Alfredo Arias le 26 septembre 2016 à BiarritzGAIZKA IROZ

Un pape sur des patins à roulettes qui montre son postérieur au public : dans "Elle", pièce peu connue de Jean Genet, Alfredo Arias dresse un portrait irrévérencieux du saint père pour mieux s'interroger sur son image.

Qui se cache derrière le pape ? Le temps d'une séance photo, le metteur en scène franco-argentin de 74 ans campe lui-même le pontife dans cette comédie inachevée du dramaturge provocateur et publiée à titre posthume pour la première fois en 1989.

Le chef de l'Eglise catholique est mis à nu -parfois littéralement- pour dénoncer la théâtralité de l'image qu'il projette à "Quinze millions d'âmes" : c'est un homme comme les autres qui dit "Bordel de Dieu" et demande qu'on lui apporte son "pot" pour qu'il "chie".

Pourquoi "Elle" ? Elle, c'est Sa Sainteté, mais aussi un clin d'oeil à un mannequin femme qui prend des poses et projette une image distante de la personne.

Pour l'Argentin établi à Paris depuis la fin des années 60 -avec son groupe théâtral Tse fondé à Buenos Aires en 1966- et qui a connu Jean Genet, la pièce a une résonance aujourd'hui, une époque qu'il trouve "un peu mollassonne".

"C'est un texte très libre qui correspond à une époque où l'irrévérence était un langage plus quotidien, aujourd'hui il y a moins d'audace, on est devenu plus sérieux, plus cérémonieux", affirme le metteur en scène à l'AFP.

Soulignant l'importance d'un "langage poétique dans notre société", il dit avoir monté la pièce car il se sent proche du "côté orphelin, voyou, osé, contestataire" de Genet, connu pour ses pièces transgressives.

Malgré son ton insolent, la pièce, présentée au Théâtre de l'Athénée, flirte avec la poésie.

- Grande solitude -

Au photographe qui lui demande de prendre l'air inspiré, le pape lance : "Comment est-ce, l'air inspiré ? (...) Est-il une apparente béatitude, le bonheur d'entendre Dieu - ou la souffrance de recevoir un message d'une telle importance que tous vos traits, comme des bras, se tendent pour le porter ?".

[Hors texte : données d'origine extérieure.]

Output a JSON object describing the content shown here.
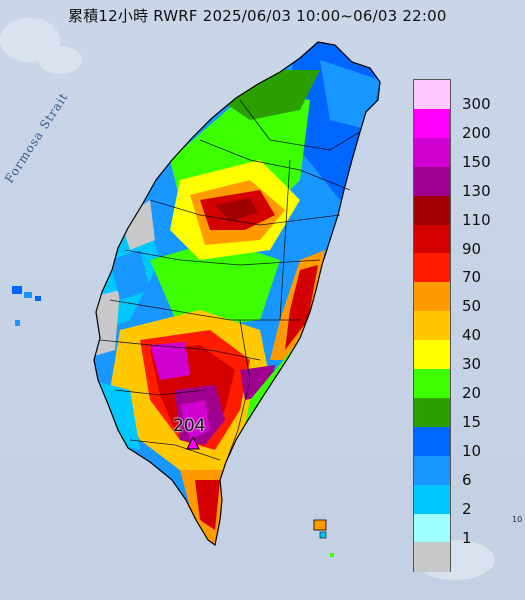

La mise en scène d'Arias est très visuelle, faisant appel à un écran montrant la gestuelle muette d'un pape qui semble dédoublé, pour accentuer cette glorification dérisoire du folklore papal tel que présentée par l'auteur des Bonnes.

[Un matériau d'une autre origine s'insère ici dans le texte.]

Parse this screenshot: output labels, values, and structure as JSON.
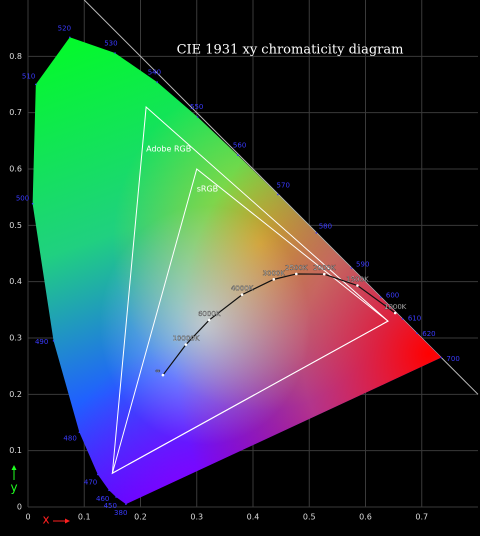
{
  "chart_data": {
    "type": "line",
    "title": "CIE 1931 xy chromaticity diagram",
    "xlabel": "x",
    "ylabel": "y",
    "xlim": [
      0,
      0.8
    ],
    "ylim": [
      0,
      0.9
    ],
    "xticks": [
      0,
      0.1,
      0.2,
      0.3,
      0.4,
      0.5,
      0.6,
      0.7
    ],
    "yticks": [
      0,
      0.1,
      0.2,
      0.3,
      0.4,
      0.5,
      0.6,
      0.7,
      0.8
    ],
    "grid": true,
    "locus": {
      "color": "#3a3aff",
      "labels": [
        380,
        450,
        460,
        470,
        480,
        490,
        500,
        510,
        520,
        530,
        540,
        550,
        560,
        570,
        580,
        590,
        600,
        610,
        620,
        700
      ],
      "x": [
        0.1741,
        0.1566,
        0.144,
        0.1241,
        0.0913,
        0.0454,
        0.0082,
        0.0139,
        0.0743,
        0.1547,
        0.2296,
        0.3016,
        0.3731,
        0.4441,
        0.5125,
        0.5752,
        0.627,
        0.6658,
        0.6915,
        0.7347
      ],
      "y": [
        0.005,
        0.0177,
        0.0297,
        0.0578,
        0.1327,
        0.295,
        0.5384,
        0.7502,
        0.8338,
        0.8059,
        0.7543,
        0.6923,
        0.6245,
        0.5547,
        0.4866,
        0.4242,
        0.3725,
        0.334,
        0.3083,
        0.2653
      ]
    },
    "series": [
      {
        "name": "Adobe RGB",
        "color": "#ffffff",
        "x": [
          0.64,
          0.21,
          0.15
        ],
        "y": [
          0.33,
          0.71,
          0.06
        ]
      },
      {
        "name": "sRGB",
        "color": "#ffffff",
        "x": [
          0.64,
          0.3,
          0.15
        ],
        "y": [
          0.33,
          0.6,
          0.06
        ]
      }
    ],
    "planckian": {
      "color": "#111111",
      "labels": [
        "1000K",
        "1500K",
        "2000K",
        "2500K",
        "3000K",
        "4000K",
        "6000K",
        "10000K",
        "∞"
      ],
      "x": [
        0.6528,
        0.5857,
        0.5267,
        0.477,
        0.4369,
        0.3805,
        0.3221,
        0.2807,
        0.2399
      ],
      "y": [
        0.3444,
        0.3931,
        0.4133,
        0.4137,
        0.4041,
        0.3768,
        0.3318,
        0.2883,
        0.2342
      ]
    }
  }
}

"Genet descend le pape de son piédestal pour pouvoir le regarder en face, mais il éprouve de la compassion à l'égard de sa solitude", explique Alfredo Arias.

"Il lui permet de s'exprimer, de voir ses limites, de voir qu'il fait partie d'une parade", ajoute-t-il, car les papes "vivent une grande solitude, ils sont devant un gouffre".

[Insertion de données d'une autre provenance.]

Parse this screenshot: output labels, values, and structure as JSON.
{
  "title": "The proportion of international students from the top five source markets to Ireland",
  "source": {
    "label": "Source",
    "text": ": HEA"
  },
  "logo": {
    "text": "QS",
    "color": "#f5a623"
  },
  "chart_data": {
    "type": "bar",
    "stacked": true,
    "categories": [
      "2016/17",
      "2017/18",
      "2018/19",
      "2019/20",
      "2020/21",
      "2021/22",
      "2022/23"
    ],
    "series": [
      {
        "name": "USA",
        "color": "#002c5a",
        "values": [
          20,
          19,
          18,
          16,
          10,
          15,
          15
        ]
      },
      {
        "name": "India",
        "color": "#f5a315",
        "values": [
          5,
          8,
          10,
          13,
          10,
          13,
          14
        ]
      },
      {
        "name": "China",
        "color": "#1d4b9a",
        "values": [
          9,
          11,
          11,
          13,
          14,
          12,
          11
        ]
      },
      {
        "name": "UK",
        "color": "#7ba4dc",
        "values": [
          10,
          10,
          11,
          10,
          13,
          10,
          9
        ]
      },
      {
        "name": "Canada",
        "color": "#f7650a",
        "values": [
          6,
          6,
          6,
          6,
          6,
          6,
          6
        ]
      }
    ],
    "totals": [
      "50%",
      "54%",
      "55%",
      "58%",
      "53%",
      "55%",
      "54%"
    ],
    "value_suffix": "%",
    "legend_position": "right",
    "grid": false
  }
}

La pièce n'est pas sans rappeler le film "Habemus papam" de Nanni Moretti (2011) qui met en action un pape pris de panique lorsqu'il est élu et qui est réticent à accepter sa charge.

Le pape de Jean Genet, lui, s'indigne de la représentation de la divinité qu'il est censé incarner : "Images, toujours images ! Images, toujours images. J'en ai assez !".

"Il y a eu des papes angoissants qui au lieu d'ouvrir des perspectives, les ferment", dit Alfredo Arias, qui a déjà monté le chef-d'oeuvre de Genet, Les bonnes.

"Et puis il y a des papes qui comprennent, qui s'adaptent. Le pape actuel il essaie de faire dans le bon sens", sourit-il, en référence au pape François, argentin comme lui.